I dont have much experience with tailscale but enough to be dangerous. I was tasked by a security company on getting this to work (see image). long story short we have 2 sites not connected. I can place two NUCs with Tailscale installed at each location. I would like to be able get the server at site 1 to see the node at site 2. I dont belive an exit node would work, but a route maybe? if so does it need to be something on both NUCs setup or just one? If it wont do what i want it to, any other recommendations?
- Do both sites have static public IP’s?
- Do you have access to the firewalls?
- Do both firewalls support IPsec?
If you could load on each NUC then Tailscale would create an extra adapter as an overlay network.
another long story but to keep it short the current IT department wont setup a site-2-site vpn mainly because they dont know how and wont let me do it either.
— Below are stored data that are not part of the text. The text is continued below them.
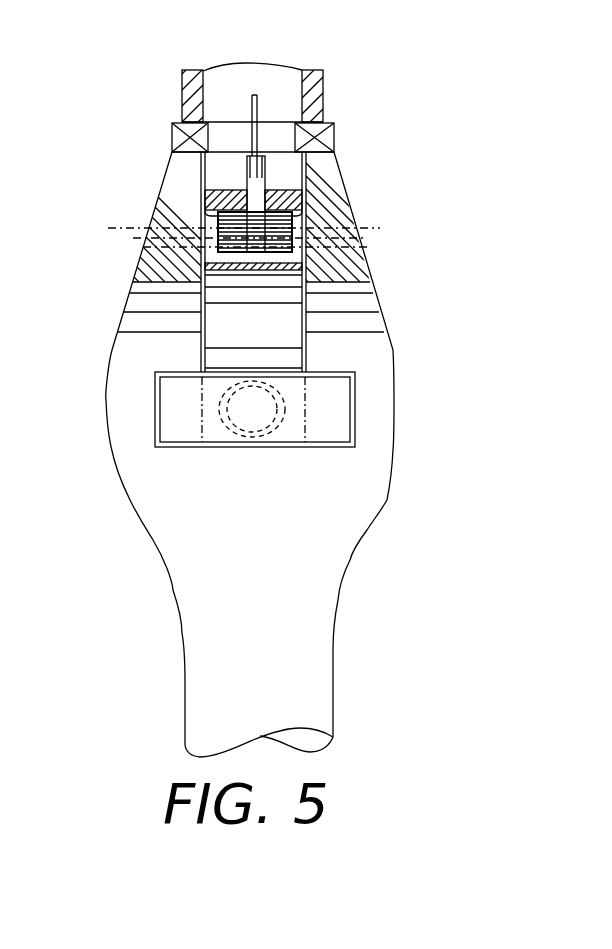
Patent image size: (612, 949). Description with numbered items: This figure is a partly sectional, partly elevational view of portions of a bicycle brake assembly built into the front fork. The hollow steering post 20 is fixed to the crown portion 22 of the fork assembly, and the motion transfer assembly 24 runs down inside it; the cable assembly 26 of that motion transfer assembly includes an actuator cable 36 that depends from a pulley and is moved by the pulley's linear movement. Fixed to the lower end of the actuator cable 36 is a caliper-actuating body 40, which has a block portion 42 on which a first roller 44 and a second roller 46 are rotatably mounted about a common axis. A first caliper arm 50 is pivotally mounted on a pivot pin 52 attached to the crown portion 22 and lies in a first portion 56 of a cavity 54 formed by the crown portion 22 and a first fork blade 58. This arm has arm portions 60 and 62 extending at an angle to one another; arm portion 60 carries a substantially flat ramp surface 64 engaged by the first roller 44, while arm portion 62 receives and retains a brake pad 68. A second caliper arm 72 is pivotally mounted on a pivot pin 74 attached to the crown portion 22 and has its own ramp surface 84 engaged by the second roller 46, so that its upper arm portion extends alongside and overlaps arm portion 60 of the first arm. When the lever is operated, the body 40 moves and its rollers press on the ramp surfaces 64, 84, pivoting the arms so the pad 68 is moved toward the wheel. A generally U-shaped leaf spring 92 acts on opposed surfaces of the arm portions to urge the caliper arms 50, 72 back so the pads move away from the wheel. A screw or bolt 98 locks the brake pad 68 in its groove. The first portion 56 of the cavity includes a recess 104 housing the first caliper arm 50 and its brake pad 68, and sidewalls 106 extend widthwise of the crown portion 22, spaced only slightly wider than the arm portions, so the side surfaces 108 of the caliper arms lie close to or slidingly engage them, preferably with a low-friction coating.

The steering post 20 is at (324, 88).
The crown portion 22 is at (340, 165).
The motion transfer assembly 24 is at (252, 99).
The cable assembly 26 is at (257, 100).
The actuator cable 36 is at (267, 112).
The caliper-actuating body 40 is at (247, 167).
The block portion 42 is at (172, 131).
The first roller 44 is at (218, 228).
The second roller 46 is at (292, 229).
The first caliper arm 50 is at (200, 253).
The pivot pin 52 is at (229, 232).
The cavity 54 is at (276, 162).
The first portion of cavity 56 is at (200, 324).
The first fork blade 58 is at (107, 393).
The arm portion 60 is at (212, 170).
The arm portion 62 is at (200, 257).
The ramp surface 64 is at (205, 210).
The brake pad 68 is at (337, 408).
The second caliper arm 72 is at (297, 198).
The pivot pin 74 is at (335, 254).
The ramp surface 84 is at (299, 225).
The leaf spring 92 is at (287, 281).
The screw or bolt 98 is at (253, 443).
The recess 104 is at (168, 432).
The sidewalls 106 is at (273, 325).
The side surfaces 108 is at (300, 355).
I do contract work for a security company and thats how i got into this mess lol
Little confused by this. i have tailscale on each nuc. Nuc at site 1 can talk to Subnet on site 2 and vice versa. however, i need the subnet (or IP) on site 1 to talk to the subnet (or IP) on site 2. Something similar to port forwarding would work. IE- when an IP on site A communicates with the NUC on site A, it know to push to an IP on the subnet at site B. My apologies if i’m speaking jibberish
WAIT i think this may work. going to try it tomorrow Site-to-site networking · Tailscale
You need to add some routes to the mix.
Besides your NUC’s, nothing else on the two networks know about each other. Both network’s default gateways are also handled by the existing Site 1 & Site 2 routers, who also know nothing (I’m assuming) about the Tailscale networks & routes.
Lot’s of ways to go about it, but quickest to initially test might be to just add static routes on the following hosts:
- PDK Server
add a route to 192.168.8.0/24 via 192.168.1.199 - PDK Node
add a route to 192.168.1.0/24 via 192.168.8.199
Once those are working, decide how and where to manage your routing per subnet. Managing static routes per host will quickly become untenable.